While companies no longer needed to describe events as extraordinary, they still had to disclose infrequent and unusual events on the income statement and assess their effect before income taxes. This flexibility allowed companies to assign more specific names to events, providing clarity to stakeholders.
Weigh the risks and benefits
Here is a list of the benefits and drawbacks of the evolution of extraordinary items in financial reporting.
Pros
  • Streamlined financial reporting
  • Reduced complexity in preparing financial statements
  • Flexibility in naming specific events
Cons
  • Loss of a transparent classification for one-time events
  • Challenges in assessing the impact of indirect extraordinary events
  • Potential confusion due to more varied event names

Frequently asked questions

How did the FASB’s elimination of extraordinary items impact financial reporting?

The FASB’s decision aimed to streamline financial reporting by discontinuing the accounting treatment for extraordinary items in January 2015, reducing cost and complexity.

Do companies still disclose nonrecurring items post-2015?

Yes, companies are still required to report nonrecurring items, such as income from land sales, ensuring transparency in financial disclosures.

What led to the discontinuation of extraordinary items?

The FASB aimed to reduce the cost and complexity of preparing financial statements, prompting the elimination of extraordinary items in 2015.

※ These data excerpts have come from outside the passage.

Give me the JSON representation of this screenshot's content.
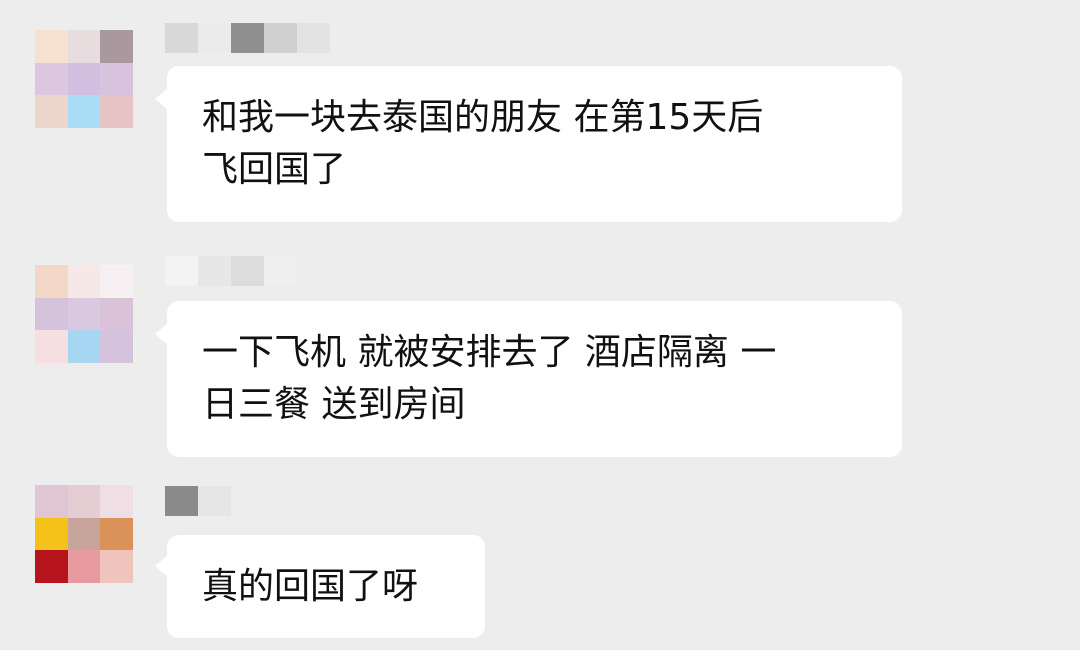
{
  "messages": [
    {
      "text": "和我一块去泰国的朋友 在第15天后\n飞回国了",
      "avatar_colors": [
        "#f6e2cf",
        "#e8dcdf",
        "#a9989d",
        "#dcc6e0",
        "#d2bfe0",
        "#d7c3dd",
        "#ecd6cb",
        "#a9dcf5",
        "#e8c3c4"
      ],
      "nickname_colors": [
        "#d8d8d8",
        "#ebebeb",
        "#8f8f8f",
        "#cfcfcf",
        "#e3e3e3"
      ]
    },
    {
      "text": "一下飞机 就被安排去了 酒店隔离 一\n日三餐 送到房间",
      "avatar_colors": [
        "#f3d8c7",
        "#f6e8e6",
        "#f6f0f3",
        "#d4c3db",
        "#d9c8df",
        "#dac2d9",
        "#f6dfe1",
        "#a6d7f2",
        "#d5c2dd"
      ],
      "nickname_colors": [
        "#f3f3f3",
        "#e7e7e7",
        "#dcdcdc",
        "#efefef"
      ]
    },
    {
      "text": "真的回国了呀",
      "avatar_colors": [
        "#e0c6d3",
        "#e5cdd4",
        "#efdfe4",
        "#f5c21a",
        "#c7a59a",
        "#da9258",
        "#b5141d",
        "#e79ba1",
        "#f0c3bc"
      ],
      "nickname_colors": [
        "#8a8a8a",
        "#e6e6e6"
      ]
    }
  ]
}
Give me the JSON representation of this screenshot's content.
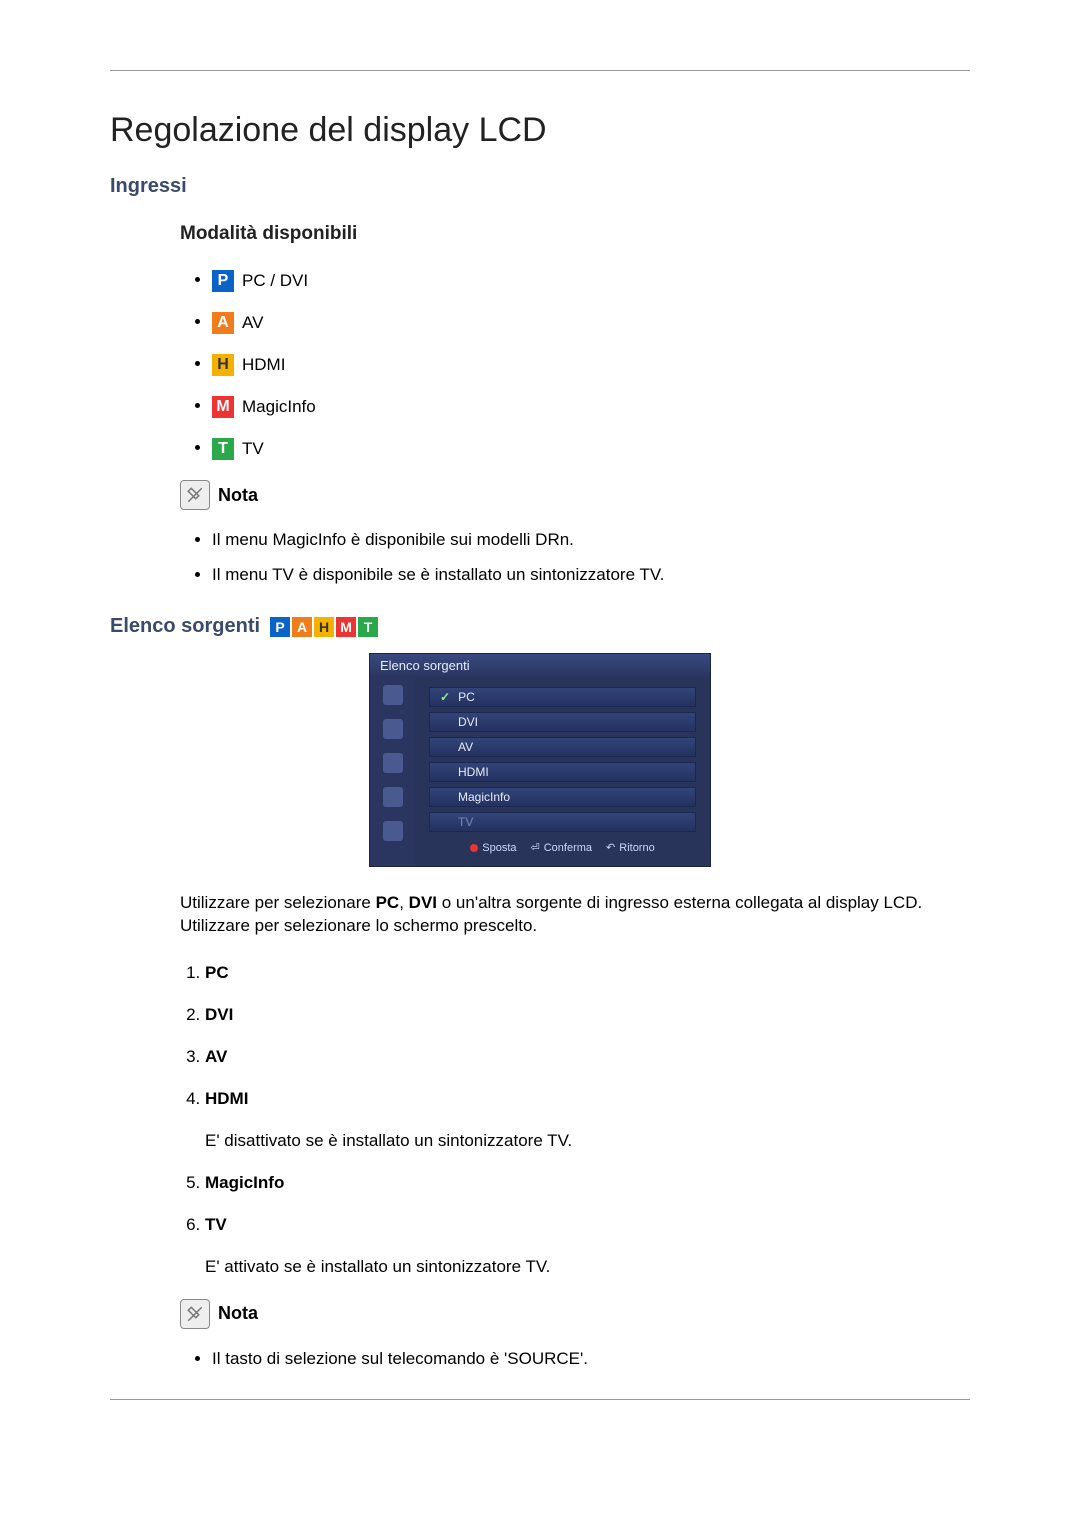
{
  "title": "Regolazione del display LCD",
  "section_ingressi": "Ingressi",
  "modes_heading": "Modalità disponibili",
  "modes": [
    {
      "icon": "P",
      "label": "PC / DVI"
    },
    {
      "icon": "A",
      "label": "AV"
    },
    {
      "icon": "H",
      "label": "HDMI"
    },
    {
      "icon": "M",
      "label": "MagicInfo"
    },
    {
      "icon": "T",
      "label": "TV"
    }
  ],
  "note_label": "Nota",
  "note_items_1": [
    "Il menu MagicInfo è disponibile sui modelli DRn.",
    "Il menu TV è disponibile se è installato un sintonizzatore TV."
  ],
  "elenco_heading": "Elenco sorgenti",
  "osd": {
    "title": "Elenco sorgenti",
    "items": [
      {
        "label": "PC",
        "selected": true
      },
      {
        "label": "DVI",
        "selected": false
      },
      {
        "label": "AV",
        "selected": false
      },
      {
        "label": "HDMI",
        "selected": false
      },
      {
        "label": "MagicInfo",
        "selected": false
      },
      {
        "label": "TV",
        "selected": false,
        "dim": true
      }
    ],
    "footer": {
      "sposta": "Sposta",
      "conferma": "Conferma",
      "ritorno": "Ritorno"
    }
  },
  "para_pre_usare": "Utilizzare per selezionare ",
  "para_pc": "PC",
  "para_sep": ", ",
  "para_dvi": "DVI",
  "para_post_usare": " o un'altra sorgente di ingresso esterna collegata al display LCD. Utilizzare per selezionare lo schermo prescelto.",
  "numbered": [
    {
      "label": "PC"
    },
    {
      "label": "DVI"
    },
    {
      "label": "AV"
    },
    {
      "label": "HDMI",
      "note": "E' disattivato se è installato un sintonizzatore TV."
    },
    {
      "label": "MagicInfo"
    },
    {
      "label": "TV",
      "note": "E' attivato se è installato un sintonizzatore TV."
    }
  ],
  "note_items_2": [
    "Il tasto di selezione sul telecomando è 'SOURCE'."
  ]
}
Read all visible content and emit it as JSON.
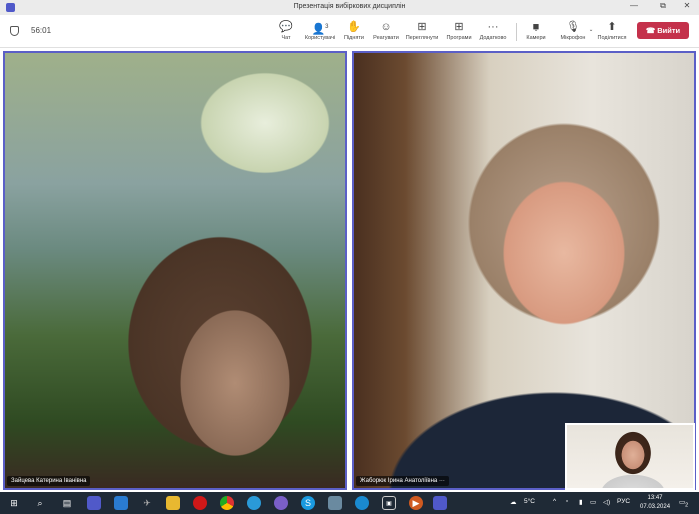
{
  "window": {
    "title": "Презентація вибіркових дисциплін",
    "minimize": "—",
    "maximize": "⧉",
    "close": "✕"
  },
  "toolbar": {
    "timer": "56:01",
    "participants_count": "3",
    "items": [
      {
        "label": "Чат",
        "icon": "chat-icon",
        "glyph": "💬"
      },
      {
        "label": "Користувачі",
        "icon": "people-icon",
        "glyph": "👤"
      },
      {
        "label": "Підняти",
        "icon": "raise-hand-icon",
        "glyph": "✋"
      },
      {
        "label": "Реагувати",
        "icon": "emoji-icon",
        "glyph": "☺"
      },
      {
        "label": "Переглянути",
        "icon": "view-grid-icon",
        "glyph": "⊞"
      },
      {
        "label": "Програми",
        "icon": "apps-icon",
        "glyph": "⊞"
      },
      {
        "label": "Додатково",
        "icon": "more-icon",
        "glyph": "···"
      },
      {
        "label": "Камери",
        "icon": "camera-icon",
        "glyph": "■"
      },
      {
        "label": "Мікрофон",
        "icon": "microphone-icon",
        "glyph": "🎙"
      },
      {
        "label": "Поділитися",
        "icon": "share-icon",
        "glyph": "⬆"
      }
    ],
    "leave_label": "Вийти",
    "leave_color": "#c4314b"
  },
  "participants": [
    {
      "name": "Зайцева Катерина Іванівна"
    },
    {
      "name": "Жаборюк Ірина Анатоліївна",
      "more": "···"
    }
  ],
  "accent": "#5b5fc7",
  "taskbar": {
    "weather": "5°C",
    "language": "РУС",
    "time": "13:47",
    "date": "07.03.2024",
    "notifications": "2"
  }
}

How do the International Financial Reporting Standards (IFRS) treat extraordinary items?

The IFRS does not include extraordinary items in its accounting standards, showcasing a global difference in treatment.

What events are considered extraordinary?

An event is deemed extraordinary if it is both unusual and infrequent, with no expectation of recurrence and being highly abnormal in relation to a company’s typical operating activities.

How has the elimination of extraordinary items affected the naming of events?

With the flexibility provided by the post-2015 reporting landscape, companies can now give more specific names to events, enhancing clarity for stakeholders.

Key takeaways

  • The FASB eliminated the concept of extraordinary items in January 2015, aiming to streamline financial reporting.
  • Companies must still disclose nonrecurring items, ensuring transparency and accountability in financial disclosures.
  • An event was deemed extraordinary if it was both unusual and infrequent, with no expectation of recurrence.
  • Reporting and disclosure requirements for unusual and infrequent events remain intact post-2015.
  • The IFRS does not include extraordinary items in its accounting standards, showcasing a global difference in treatment.